With your C++ hat on, this might seem like a distinction that doesn't make a difference, lack of Data Race Freedom in a C++ program results in Undefined Behaviour, but so does a buffer overrun, null pointer dereference, signed overflow, and so many other trivial mistakes. So many that as I understand it an entire C++ sub-committee is trying to enumerate them. Thus for a C++ programmer of course any mistake can cause mysterious impossible-to-debug problems so Data Race Freedom doesn't seem important.
Try your Java hat. In Java data races can happen but they don't cause Undefined Behaviour. Write a Java program with a data race. It's hard to reason about what it's doing! It can seem as though some variables take on inexplicable values, or program control flow isn't what you wrote. If you introduce such a race into a complex system you should see that it would be impractical to debug it. Most likely you'd just add mitigations and go home. This is loss of Sequential Consistency in its tamest form, and this is what safe Rust promises to avert.
The Rustonomicon is not warning you about scary hidden problems in safe Rust, it's warning you about scary problems you need to care about when writing unsafe Rust, so that your unsafe Rust has appropriate safety rails before anybody else touches it.
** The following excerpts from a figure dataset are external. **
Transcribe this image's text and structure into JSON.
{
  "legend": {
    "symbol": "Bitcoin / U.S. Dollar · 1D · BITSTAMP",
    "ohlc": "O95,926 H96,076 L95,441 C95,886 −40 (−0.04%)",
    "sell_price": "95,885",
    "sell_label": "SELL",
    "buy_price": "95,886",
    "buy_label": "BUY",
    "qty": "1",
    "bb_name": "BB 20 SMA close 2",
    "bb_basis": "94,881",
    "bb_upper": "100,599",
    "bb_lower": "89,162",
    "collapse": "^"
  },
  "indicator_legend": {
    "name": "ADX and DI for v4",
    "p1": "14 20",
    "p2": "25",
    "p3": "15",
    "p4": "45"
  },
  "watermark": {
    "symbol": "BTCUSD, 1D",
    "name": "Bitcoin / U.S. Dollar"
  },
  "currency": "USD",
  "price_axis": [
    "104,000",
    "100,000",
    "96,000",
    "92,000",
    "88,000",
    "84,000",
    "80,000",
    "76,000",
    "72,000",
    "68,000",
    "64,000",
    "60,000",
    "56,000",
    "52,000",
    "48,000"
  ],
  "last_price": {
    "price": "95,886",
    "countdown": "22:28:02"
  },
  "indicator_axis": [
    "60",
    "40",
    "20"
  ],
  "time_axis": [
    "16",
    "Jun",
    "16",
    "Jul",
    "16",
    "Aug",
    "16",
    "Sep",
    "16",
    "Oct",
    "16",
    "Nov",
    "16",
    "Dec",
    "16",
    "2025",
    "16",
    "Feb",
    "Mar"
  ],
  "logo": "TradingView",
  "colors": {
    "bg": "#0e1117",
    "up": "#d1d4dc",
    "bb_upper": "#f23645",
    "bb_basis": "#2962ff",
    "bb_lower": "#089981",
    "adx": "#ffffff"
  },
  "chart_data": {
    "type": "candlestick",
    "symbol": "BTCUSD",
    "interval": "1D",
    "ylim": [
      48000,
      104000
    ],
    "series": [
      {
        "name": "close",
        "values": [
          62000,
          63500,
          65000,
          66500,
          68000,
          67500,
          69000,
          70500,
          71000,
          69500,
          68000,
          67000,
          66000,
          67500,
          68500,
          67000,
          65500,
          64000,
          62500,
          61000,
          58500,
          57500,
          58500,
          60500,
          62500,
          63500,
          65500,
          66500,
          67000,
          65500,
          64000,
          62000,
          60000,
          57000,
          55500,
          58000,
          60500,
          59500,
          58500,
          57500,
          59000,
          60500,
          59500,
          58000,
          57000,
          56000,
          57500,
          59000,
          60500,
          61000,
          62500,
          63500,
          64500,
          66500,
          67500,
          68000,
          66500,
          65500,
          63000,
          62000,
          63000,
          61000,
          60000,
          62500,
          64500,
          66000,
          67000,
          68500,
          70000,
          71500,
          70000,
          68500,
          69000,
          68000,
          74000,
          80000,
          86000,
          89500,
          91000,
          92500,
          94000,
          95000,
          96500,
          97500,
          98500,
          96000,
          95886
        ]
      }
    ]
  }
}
// Safety: Can't touch this while anybody else might write
This reminds me of the mutex thing. Look at C++ std::mutex. You could implement exactly that in Rust. But, that's not what std::sync::Mutex is at all. Because if you implemented it in Rust, C++ std::mutex is either useless or unsafe and clearly we'd prefer neither.
But do you have some examples of Rust shared memory IPC that you believe are unsafe? It might be instructive to either show why they're actually safe after all or, alternatively, go add the unsafety explanations and work out what a safe wrapper would look like.